La philosophie n’est pas sans dangers, sans pièges.
Le stoïcisme est une philosophie de la résilience. Elle apprend à savoir endurer, se battre, dépasser l’adversité, et devenir plus indépendant des événements extérieurs. Sauf qu’on peut chercher l’indépendance pour de mauvaises raisons.
Comme quand un animal est blessé et cherche à se cacher dans sa tanière, on peut trouver dans le stoïcisme un abri pour ne plus sentir ce qui nous fait souffrir. L’image stoïcienne de la citadelle intérieure est exactement ça : un endroit pour se retirer quand les événements extérieurs nous arrivent de plein fouet.
Le stoïcisme ne devrait pas être une excuse pour éviter d’affronter émotionnellement le monde.
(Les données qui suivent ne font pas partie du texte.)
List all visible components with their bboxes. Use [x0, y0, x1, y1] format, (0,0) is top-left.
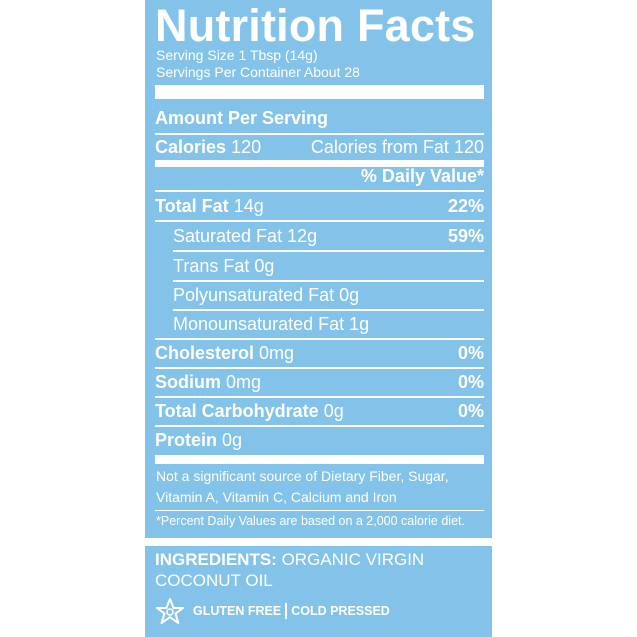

On peut se dire qu’on veut être plus fort et indépendant au travers du stoïcisme, et se convaincre que c’est la bonne voie pour ne plus souffrir de ce qui nous a blessé. Or ce n’est pas gagner de l’indépendance que de se cacher derrière une citadelle.
On peut être bien stoïque, fier, avec le sentiment d’être puissant, imbattable, la poitrine haute, parce qu’on pense que rien ne peut nous toucher. Mais rien ne nous touche parce qu’on est désengagé émotionnellement. On a tout mis derrière la citadelle et on a fermé à clé. Les autres ne peuvent plus nous atteindre. On est stoïque, libre, indépendant, mais seul.
C’est un des risques quand on s’intéresse au stoïcisme. De croire avoir trouvé le moyen d’affronter le monde, et de finir par s’en échapper. Ce n’est pas le but du stoïcisme, et l’on devrait faire plus attention à quelles raisons nous poussent à aller sur cette voie. Le stoïcisme apporte beaucoup de résilience, mais celle-ci n’est vraiment bénéfique que si elle permet d’être encore plus engagé dans le monde.